HABER

Akreditasyon uygulamasına tepki büyüyor

Akreditasyon uygulamasına tepki büyüyor

ANKARA (ANKA) – Başbakanlığın, yeni akreditasyon uygulaması sonrasında uzun yıllardır başbakanları ve Başbakanlık'ı izleyen muhabirlere akreditasyonu "uygun" görmemesine basın meslek kuruluşlarının tepkisi artarak sürüyor.

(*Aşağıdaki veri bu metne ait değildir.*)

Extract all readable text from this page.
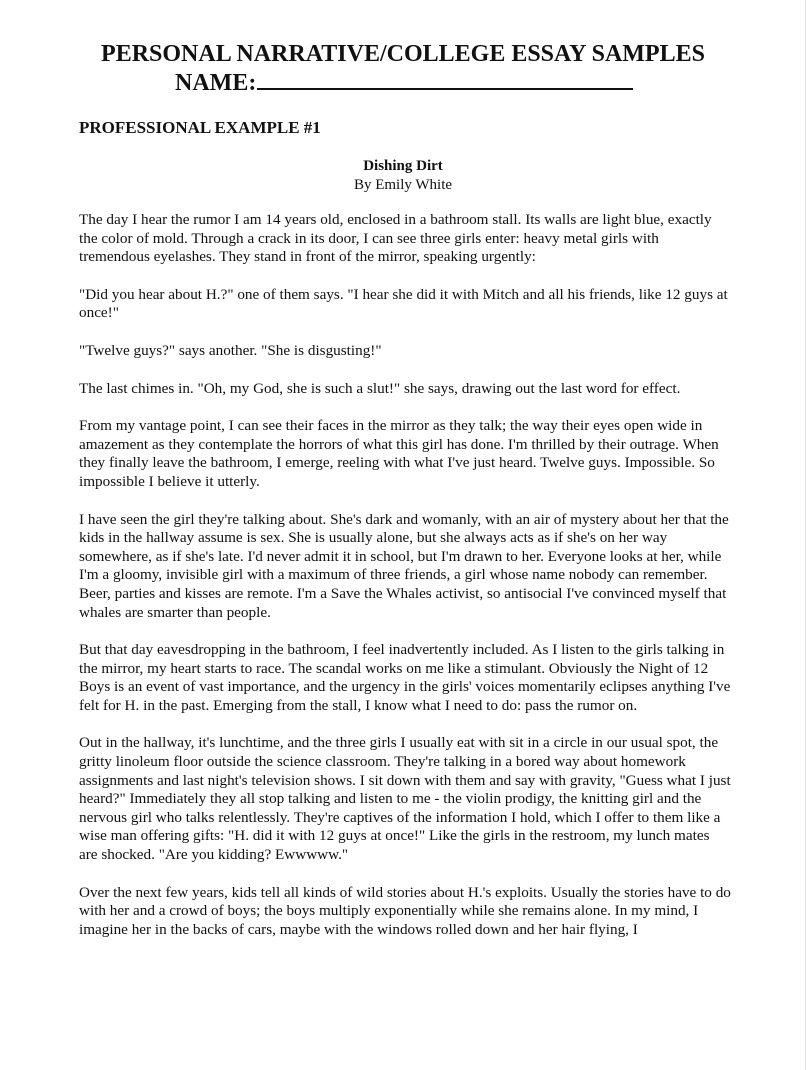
PERSONAL NARRATIVE/COLLEGE ESSAY SAMPLES
NAME:
PROFESSIONAL EXAMPLE #1
Dishing Dirt
By Emily White

The day I hear the rumor I am 14 years old, enclosed in a bathroom stall. Its walls are light blue, exactly the color of mold. Through a crack in its door, I can see three girls enter: heavy metal girls with tremendous eyelashes. They stand in front of the mirror, speaking urgently:

"Did you hear about H.?" one of them says. "I hear she did it with Mitch and all his friends, like 12 guys at once!"

"Twelve guys?" says another. "She is disgusting!"

The last chimes in. "Oh, my God, she is such a slut!" she says, drawing out the last word for effect.

From my vantage point, I can see their faces in the mirror as they talk; the way their eyes open wide in amazement as they contemplate the horrors of what this girl has done. I'm thrilled by their outrage. When they finally leave the bathroom, I emerge, reeling with what I've just heard. Twelve guys. Impossible. So impossible I believe it utterly.

I have seen the girl they're talking about. She's dark and womanly, with an air of mystery about her that the kids in the hallway assume is sex. She is usually alone, but she always acts as if she's on her way somewhere, as if she's late. I'd never admit it in school, but I'm drawn to her. Everyone looks at her, while I'm a gloomy, invisible girl with a maximum of three friends, a girl whose name nobody can remember. Beer, parties and kisses are remote. I'm a Save the Whales activist, so antisocial I've convinced myself that whales are smarter than people.

But that day eavesdropping in the bathroom, I feel inadvertently included. As I listen to the girls talking in the mirror, my heart starts to race. The scandal works on me like a stimulant. Obviously the Night of 12 Boys is an event of vast importance, and the urgency in the girls' voices momentarily eclipses anything I've felt for H. in the past. Emerging from the stall, I know what I need to do: pass the rumor on.

Out in the hallway, it's lunchtime, and the three girls I usually eat with sit in a circle in our usual spot, the gritty linoleum floor outside the science classroom. They're talking in a bored way about homework assignments and last night's television shows. I sit down with them and say with gravity, "Guess what I just heard?" Immediately they all stop talking and listen to me - the violin prodigy, the knitting girl and the nervous girl who talks relentlessly. They're captives of the information I hold, which I offer to them like a wise man offering gifts: "H. did it with 12 guys at once!" Like the girls in the restroom, my lunch mates are shocked. "Are you kidding? Ewwwww."

Over the next few years, kids tell all kinds of wild stories about H.'s exploits. Usually the stories have to do with her and a crowd of boys; the boys multiply exponentially while she remains alone. In my mind, I imagine her in the backs of cars, maybe with the windows rolled down and her hair flying, I
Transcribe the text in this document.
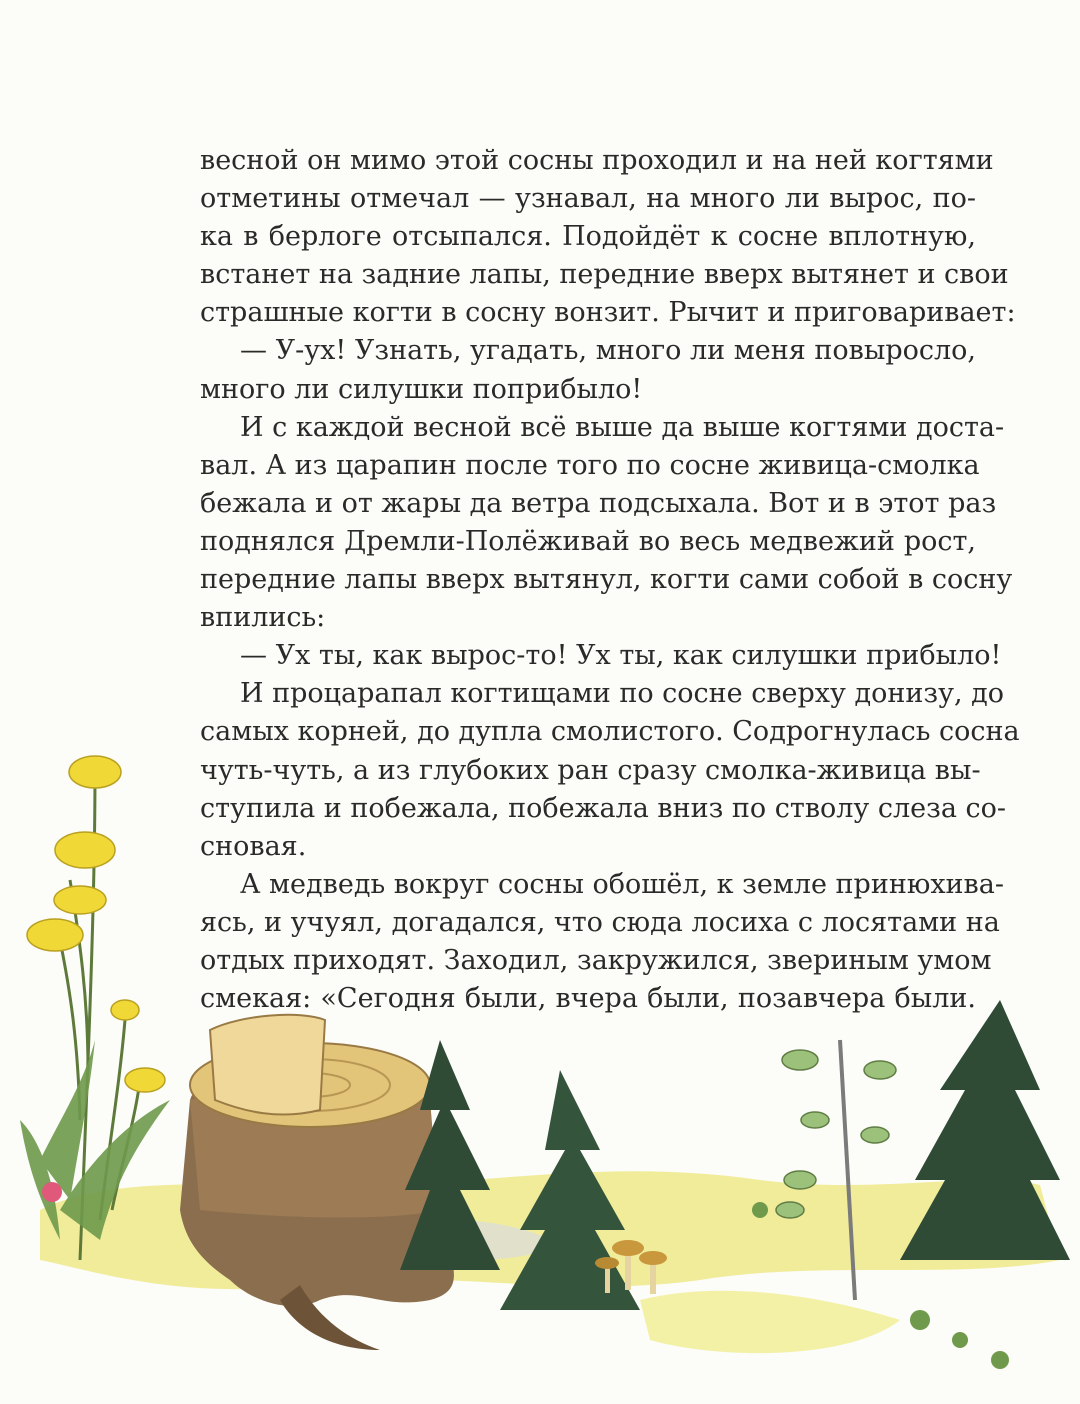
весной он мимо этой сосны проходил и на ней когтями
отметины отмечал — узнавал, на много ли вырос, по-
ка в берлоге отсыпался. Подойдёт к сосне вплотную,
встанет на задние лапы, передние вверх вытянет и свои
страшные когти в сосну вонзит. Рычит и приговаривает:

— У-ух! Узнать, угадать, много ли меня повыросло,
много ли силушки поприбыло!

И с каждой весной всё выше да выше когтями доста-
вал. А из царапин после того по сосне живица-смолка
бежала и от жары да ветра подсыхала. Вот и в этот раз
поднялся Дремли-Полёживай во весь медвежий рост,
передние лапы вверх вытянул, когти сами собой в сосну
впились:

— Ух ты, как вырос-то! Ух ты, как силушки прибыло!

И процарапал когтищами по сосне сверху донизу, до
самых корней, до дупла смолистого. Содрогнулась сосна
чуть-чуть, а из глубоких ран сразу смолка-живица вы-
ступила и побежала, побежала вниз по стволу слеза со-
сновая.

А медведь вокруг сосны обошёл, к земле принюхива-
ясь, и учуял, догадался, что сюда лосиха с лосятами на
отдых приходят. Заходил, закружился, звериным умом
смекая: «Сегодня были, вчера были, позавчера были.
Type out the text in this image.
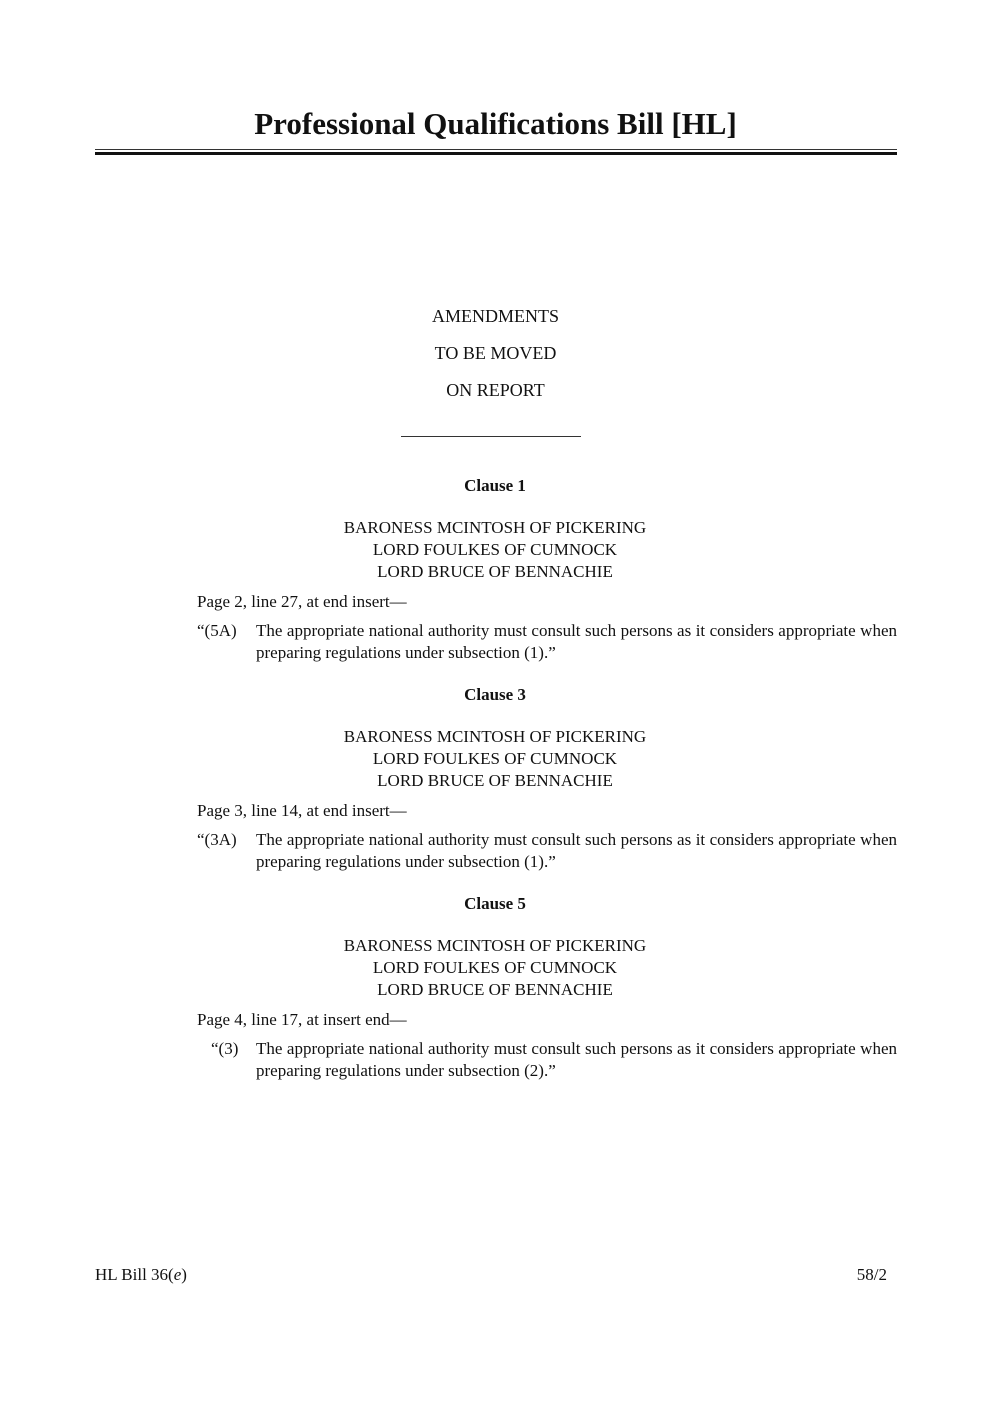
Professional Qualifications Bill [HL]
AMENDMENTS
TO BE MOVED
ON REPORT
Clause 1
BARONESS MCINTOSH OF PICKERING
LORD FOULKES OF CUMNOCK
LORD BRUCE OF BENNACHIE
Page 2, line 27, at end insert—
“(5A) The appropriate national authority must consult such persons as it considers appropriate when preparing regulations under subsection (1).”
Clause 3
BARONESS MCINTOSH OF PICKERING
LORD FOULKES OF CUMNOCK
LORD BRUCE OF BENNACHIE
Page 3, line 14, at end insert—
“(3A) The appropriate national authority must consult such persons as it considers appropriate when preparing regulations under subsection (1).”
Clause 5
BARONESS MCINTOSH OF PICKERING
LORD FOULKES OF CUMNOCK
LORD BRUCE OF BENNACHIE
Page 4, line 17, at insert end—
“(3) The appropriate national authority must consult such persons as it considers appropriate when preparing regulations under subsection (2).”
HL Bill 36(e)	58/2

Basın meslek örgütleri, durumu basın özgürlüğüne yönelik bir saldırı olarak görürken, Başbakanlığı; basını, sınıflandırmakla suçladılar.
Başbakanlık'ta akreditasyon yenilenmesi sırasında uzun yıllardır Başbakanlığı takip eden bazı muhabirlerin akreditasyonunu uygun bulmayarak kartlarını yenilemedi. Hürriyet gazetesi muhabirleri Turan Yılmaz ve Hasan Tüfekçi, Milliyet gazetesi muhabiri Abdullah Karakuş, Akşam gazetesi muhabiri Ali Ekber Ertürk ve Evrensel gazetesi muhabiri Sultan Özer'in akreditasyonu Başbakanlık tarafından uygun bulunmadı. Söz konusu uygulamaya tepkiler artarak sürerken, ANKA'ya değerlendirmede bulunan basın meslek örgütleri, durumu basına yönelik "sansür" olarak nitelendirdi.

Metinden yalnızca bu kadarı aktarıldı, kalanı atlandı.